Я репетировала дома. Партнером был мамин муж. Я его не выносила. И как только мама могла?..
Я с ненавистью глядела ему прямо в глаза и говорила: "Я вас люблю!" Он меня очень боялся. Он съеживался и, запинаясь, бормотал, что любит другую. Я рыдала так, что в стену стучали соседи. Потом кричала: "Подлец!" — и с наслаждением отвешивала пощечину. После каждой репетиции он шел на кухню отдышаться. Там тихо плакала мама. Она считала себя виноватой перед нами обоими.

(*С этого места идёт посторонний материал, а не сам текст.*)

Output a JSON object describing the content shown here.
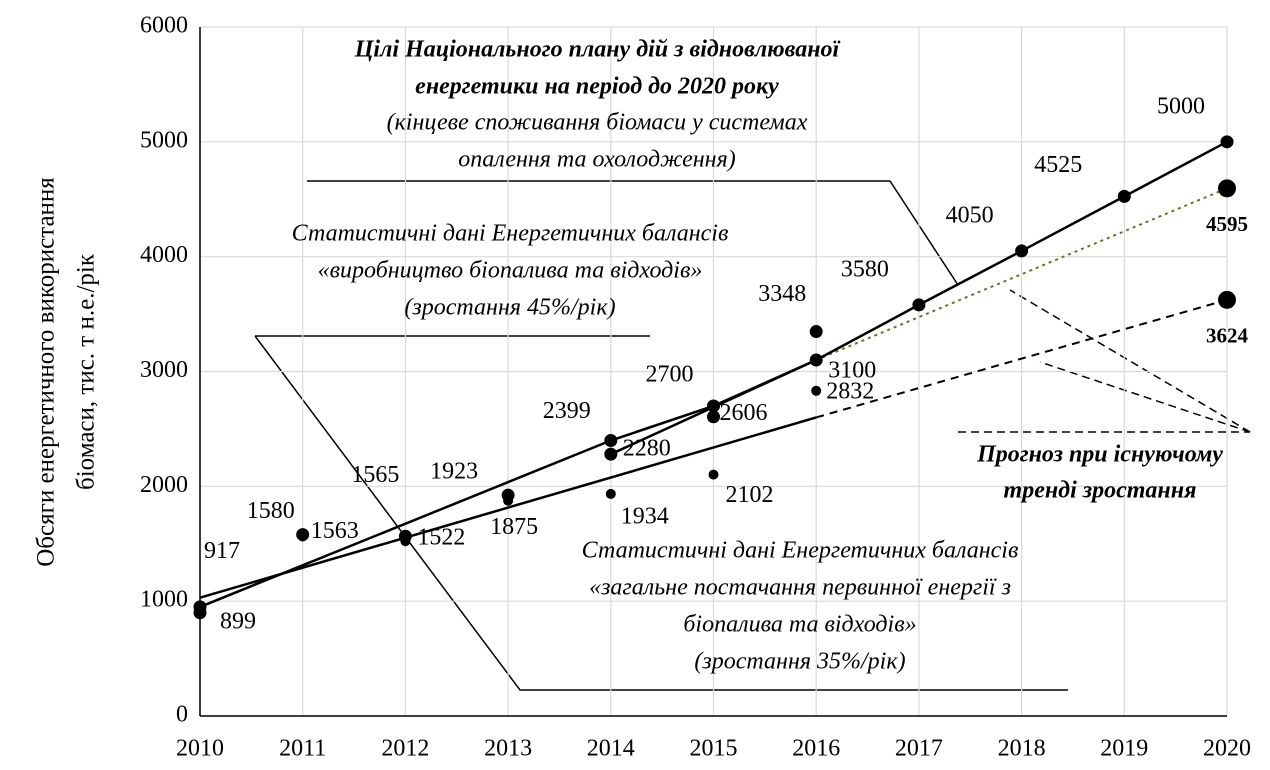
{
  "chart_data": {
    "type": "scatter",
    "y_label": [
      "Обсяги енергетичного використання",
      "біомаси,  тис. т н.е./рік"
    ],
    "xlim": [
      2010,
      2020
    ],
    "xticks": [
      2010,
      2011,
      2012,
      2013,
      2014,
      2015,
      2016,
      2017,
      2018,
      2019,
      2020
    ],
    "ylim": [
      0,
      6000
    ],
    "yticks": [
      0,
      1000,
      2000,
      3000,
      4000,
      5000,
      6000
    ],
    "grid": true,
    "series": [
      {
        "name": "plan",
        "color": "#000000",
        "line": true,
        "x": [
          2010,
          2014,
          2015,
          2016,
          2017,
          2018,
          2019,
          2020
        ],
        "values": [
          950,
          2399,
          2700,
          3100,
          3580,
          4050,
          4525,
          5000
        ],
        "labeled": [
          false,
          true,
          true,
          true,
          true,
          true,
          true,
          true
        ]
      },
      {
        "name": "production",
        "color": "#000000",
        "line": false,
        "x": [
          2010,
          2011,
          2012,
          2013,
          2014,
          2015,
          2016
        ],
        "values": [
          899,
          1580,
          1565,
          1923,
          2280,
          2606,
          3348
        ],
        "labeled": [
          true,
          true,
          true,
          true,
          true,
          true,
          true
        ]
      },
      {
        "name": "supply",
        "color": "#000000",
        "line": false,
        "x": [
          2010,
          2011,
          2012,
          2013,
          2014,
          2015,
          2016
        ],
        "values": [
          917,
          1563,
          1522,
          1875,
          1934,
          2102,
          2832
        ],
        "labeled": [
          true,
          true,
          true,
          true,
          true,
          true,
          true
        ]
      }
    ],
    "trends": [
      {
        "x": [
          2014,
          2016
        ],
        "values": [
          2280,
          3100
        ],
        "color": "#000000",
        "dash": "none"
      },
      {
        "x": [
          2010,
          2016
        ],
        "values": [
          1030,
          2600
        ],
        "color": "#000000",
        "dash": "none"
      },
      {
        "x": [
          2016,
          2020
        ],
        "values": [
          3100,
          4595
        ],
        "color": "#5b7a2e",
        "dash": "3 4",
        "end_label": true
      },
      {
        "x": [
          2016,
          2020
        ],
        "values": [
          2600,
          3624
        ],
        "color": "#000000",
        "dash": "8 6",
        "end_label": true
      }
    ],
    "annotations": {
      "plan": [
        "Цілі Національного плану дій з відновлюваної",
        "енергетики на період до 2020 року"
      ],
      "plan_sub": [
        "(кінцеве споживання біомаси у системах",
        "опалення та охолодження)"
      ],
      "production": [
        "Статистичні дані Енергетичних балансів",
        "«виробництво біопалива та відходів»",
        "(зростання 45%/рік)"
      ],
      "supply": [
        "Статистичні дані Енергетичних балансів",
        "«загальне постачання первинної енергії з",
        "біопалива та відходів»",
        "(зростання 35%/рік)"
      ],
      "forecast": [
        "Прогноз при існуючому",
        "тренді зростання"
      ]
    }
  }
}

В общем, мне казалось, к пробам я готова. Но когда я узнала, кто будет моим настоящим партнером… У меня задергались сразу оба глаза… Это был не просто известный… Это был… Ну в общем, на площадке от ужаса у меня пропали слезы… Уж я и на юпитер смотрела, чуть не ослепла, и щипала себя за бедро — потом были жуткие синяки, — ничем! Ни слезинки! А уж когда дошло до пощечины… Дубль, второй, третий — не могу! Режиссер уже орет: "Да пойми ты! Он же тебя унизил! Он же любовь твою предал! Он же гад! Неужели ты гаду по морде дать не можешь?!"
Я и так уже ничем не соображаю, а после этого у меня еще и горло перехватило. Ну, снова начали. И вместо "Я вас люблю" у меня вышло какое-то "Яй-юй-ююю…" Ну и тут партнер не выдержал. Он режиссеру сказал, что он тоже любит кое-что. Например, он любит, чтобы с ним пробовались нормальные артистки, а не что-то икающее, мигающее и хрипящее… Я в таком шоке была, даже не сразу поняла, о ком это он… Зато когда до меня дошло… На нервной почве все получилось — и крик, и слезы!.. А уж что касается пощечины… В общем, только через неделю он мог сниматься…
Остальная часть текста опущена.